Scotland’s music industry generated £431m in spending last year.
UK Music’s inaugural Music By Numbers report revealed that 1.1 million tourists from across Britain and overseas visited Scotland in 2018 to attend a live gig.
The report, published on Wednesday, highlighted the key role music plays in Scotland’s economy and showed that the number of jobs sustained by the industry throughout 2018 was 4300.
Overall, the UK music industry contributed £5.2bn to the economy last year.
Live music raked in £1.1bn – up 10% from 2017 – while successful British acts including Ed Sheeran, Dua Lipa and Sam Smith helped exports of UK music soar in 2018 to £2.7bn.
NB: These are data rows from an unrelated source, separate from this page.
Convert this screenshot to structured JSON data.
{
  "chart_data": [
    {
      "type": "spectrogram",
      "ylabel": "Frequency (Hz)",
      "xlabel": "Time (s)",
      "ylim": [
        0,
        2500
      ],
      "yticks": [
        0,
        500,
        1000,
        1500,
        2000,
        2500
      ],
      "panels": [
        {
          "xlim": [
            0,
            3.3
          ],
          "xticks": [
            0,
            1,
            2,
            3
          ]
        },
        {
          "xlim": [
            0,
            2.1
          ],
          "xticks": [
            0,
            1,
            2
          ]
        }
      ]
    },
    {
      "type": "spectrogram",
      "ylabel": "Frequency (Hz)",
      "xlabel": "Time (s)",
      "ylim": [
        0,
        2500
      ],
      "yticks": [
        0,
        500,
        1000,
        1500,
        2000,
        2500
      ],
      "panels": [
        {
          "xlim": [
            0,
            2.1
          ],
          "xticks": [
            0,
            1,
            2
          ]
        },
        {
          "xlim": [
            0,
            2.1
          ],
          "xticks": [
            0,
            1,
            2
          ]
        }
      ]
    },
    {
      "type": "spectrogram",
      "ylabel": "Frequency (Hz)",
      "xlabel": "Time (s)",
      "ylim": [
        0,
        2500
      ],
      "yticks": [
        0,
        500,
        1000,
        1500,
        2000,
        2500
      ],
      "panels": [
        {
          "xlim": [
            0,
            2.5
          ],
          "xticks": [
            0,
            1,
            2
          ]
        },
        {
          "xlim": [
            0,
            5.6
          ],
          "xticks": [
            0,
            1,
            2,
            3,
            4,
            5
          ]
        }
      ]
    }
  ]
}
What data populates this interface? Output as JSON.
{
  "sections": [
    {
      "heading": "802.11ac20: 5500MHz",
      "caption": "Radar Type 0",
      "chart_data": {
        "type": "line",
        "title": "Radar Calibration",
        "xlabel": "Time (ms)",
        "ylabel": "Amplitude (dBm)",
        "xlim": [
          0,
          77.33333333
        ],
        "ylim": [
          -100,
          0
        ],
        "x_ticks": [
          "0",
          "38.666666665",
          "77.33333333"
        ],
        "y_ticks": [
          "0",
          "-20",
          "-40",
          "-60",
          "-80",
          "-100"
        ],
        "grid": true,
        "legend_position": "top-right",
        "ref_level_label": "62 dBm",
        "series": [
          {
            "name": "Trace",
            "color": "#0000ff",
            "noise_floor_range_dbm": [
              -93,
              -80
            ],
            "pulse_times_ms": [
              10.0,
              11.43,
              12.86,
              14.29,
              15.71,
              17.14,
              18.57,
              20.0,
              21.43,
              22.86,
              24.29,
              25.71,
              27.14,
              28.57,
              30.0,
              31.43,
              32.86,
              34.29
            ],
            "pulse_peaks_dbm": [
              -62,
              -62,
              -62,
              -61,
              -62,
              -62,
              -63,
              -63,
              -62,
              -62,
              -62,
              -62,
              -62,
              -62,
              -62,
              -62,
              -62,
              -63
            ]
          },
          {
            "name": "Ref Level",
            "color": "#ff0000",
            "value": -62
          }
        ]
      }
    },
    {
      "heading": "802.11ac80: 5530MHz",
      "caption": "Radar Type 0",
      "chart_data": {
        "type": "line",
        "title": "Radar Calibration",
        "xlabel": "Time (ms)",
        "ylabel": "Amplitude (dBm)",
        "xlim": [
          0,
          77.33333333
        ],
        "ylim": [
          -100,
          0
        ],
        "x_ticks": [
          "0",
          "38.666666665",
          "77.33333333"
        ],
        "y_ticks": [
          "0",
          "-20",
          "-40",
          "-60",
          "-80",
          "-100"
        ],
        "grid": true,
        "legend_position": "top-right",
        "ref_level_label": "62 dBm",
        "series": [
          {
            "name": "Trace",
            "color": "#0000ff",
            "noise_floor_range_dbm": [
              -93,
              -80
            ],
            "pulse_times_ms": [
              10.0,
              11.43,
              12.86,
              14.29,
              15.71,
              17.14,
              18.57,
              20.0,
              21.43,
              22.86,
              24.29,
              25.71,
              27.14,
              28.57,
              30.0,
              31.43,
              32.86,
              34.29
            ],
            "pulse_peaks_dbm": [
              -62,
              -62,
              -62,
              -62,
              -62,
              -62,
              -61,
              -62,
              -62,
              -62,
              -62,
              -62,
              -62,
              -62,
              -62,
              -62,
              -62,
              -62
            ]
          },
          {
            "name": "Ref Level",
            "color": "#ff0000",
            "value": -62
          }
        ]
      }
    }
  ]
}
UK Music measured the health of the music business by collating data from its partners about the industry’s contribution in goods and services, known as Gross Value Added (GVA), to the UK’s national income or Gross Domestic Product (GDP). Exports are part of this contribution.
The recorded music sector contributed £568m in GVA to the UK economy – a rise of 5% on £535m in 2017, and £478m in exports – an increase of 8% on £452m.
UK Music CEO Michael Dugher said: “Our report reveals firm evidence that the British music industry is in great shape and continuing to lead the world.
“The figures are hugely encouraging and show that, as well as enriching the lives of millions of people, music makes an incredible contribution to the UK’s economy.
“Live music is now at a record high and continues to draw millions of fans from both the UK and abroad to our arenas and smaller venues alike.
“Music exports are another amazing success story with the best of British creative talent being showcased across the globe.
“However, this is not a time for complacency. We face many challenges to ensure we keep our music industry vibrant, diverse and punching above its weight.
“We need to do more to protect grassroots venues by helping them combat soaring business rates. We need to nurture the talent pipeline, including by reversing the decline of music in education, so that children from every background have access to music.
“We need to make sure that creators get fair rewards for their content and are not ripped off by big tech. And we urgently need to ensure that the impact of Brexit doesn’t put in jeopardy the free movement of talent, just at the time when we should be looking outwards and backing the best of British talent right across the world.”